Interesting, but not surprising.
I call the middle of the book while drafting, the muddled middle. The middle is where writers meet despair and the first real walls that keep them from progressing a story appear. It the part where a writer is most tempted to give up and throw their computer into the ocean. Starting a book is often easy, you have the energy of the new idea and a lot of things to set up that require lots and lots of words. Endings are much the same. You usually have a vague idea of where the story needs to end (or stop if writing a series). But the middle is different.
The middle can be a quagmire for the unprepared.
A middle is there you have to keep the journey going from A to Z, and keep it well paced, engaging, and do about a dozen things at once. Sometimes you have ideas. Sometimes you have no ideas. Sometimes you have too many. While an outline can help, there’s a deeper reason that it causes so much up trouble.
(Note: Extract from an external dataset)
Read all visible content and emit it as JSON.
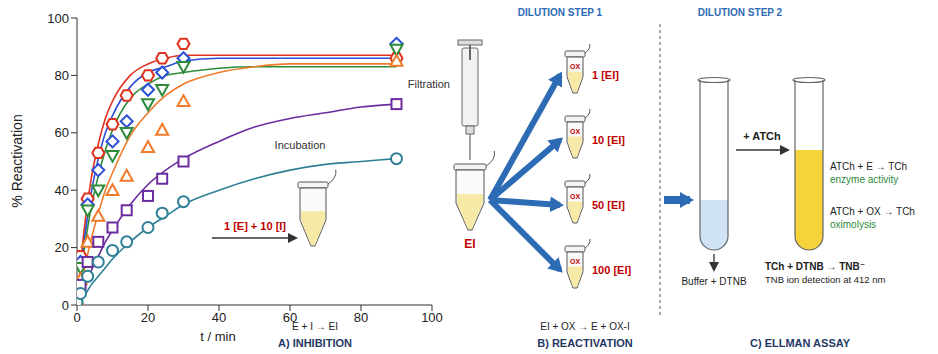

Writing is hard overall because in there was numerous of possibilities to take a story. Yes, you have genre conventions to follow if you like, but largely as a writer you are in control about how the story progresses. And sometimes that leads to the paradox of choice. The gist of it is that having all the options available to you is actually a bad thing. Having all the options at your fingertips cause you to stress too much about making the right choice. It’s why you spend 20 minutes trying to find a movie to watch of your streaming service of choice, or why you get overwhelmed at a large menu at a restaurant. And it’s why I think writers get struck with writer’s block. It’s not that you don’t know how to move forward, you don’t know what path to take. And when you have to forward due to a deadline or a schedule, you take a stab in the dark and try to see how it goes. Sometimes it works and you get to the other side as planned. Other times, you find yourself deleting scene after scene.
They’re not all bad though. The muddle middle could be a very active brainstorm in a sense, and that by working your way through you can find out what works and what doesn’t. For me muddled middles is about my thought process while drafting, weighing all the choices as I weave my story together. Ultimately it’s more important to me to go forward even if the scene is less than ideal. And even if in the revisions I end cutting up scene (or many scenes), I still retain just enough that I can rework into something even better. Because by going through the muddle I’m more certain about what to do next.
Some things of note:
I recently dropped by the Between the Reads podcast for a lovely chat about my books and other related topics. Check it out on most places you listen to your podcast or head directly to the website: https://www.betweenthereads.com/nicole-glover/
I finally got a chance to watch the new the D&D movie. A very good time all around and it was also especially nice to have a fantasy property that leaned more on the lighter side! There’s been many fantasy adaptions lately, but nearly all of them are super serious and without the whimsy. It was nice to watch something that embraced all the reasons why I love stories about magic and wasn’t afraid to get silly.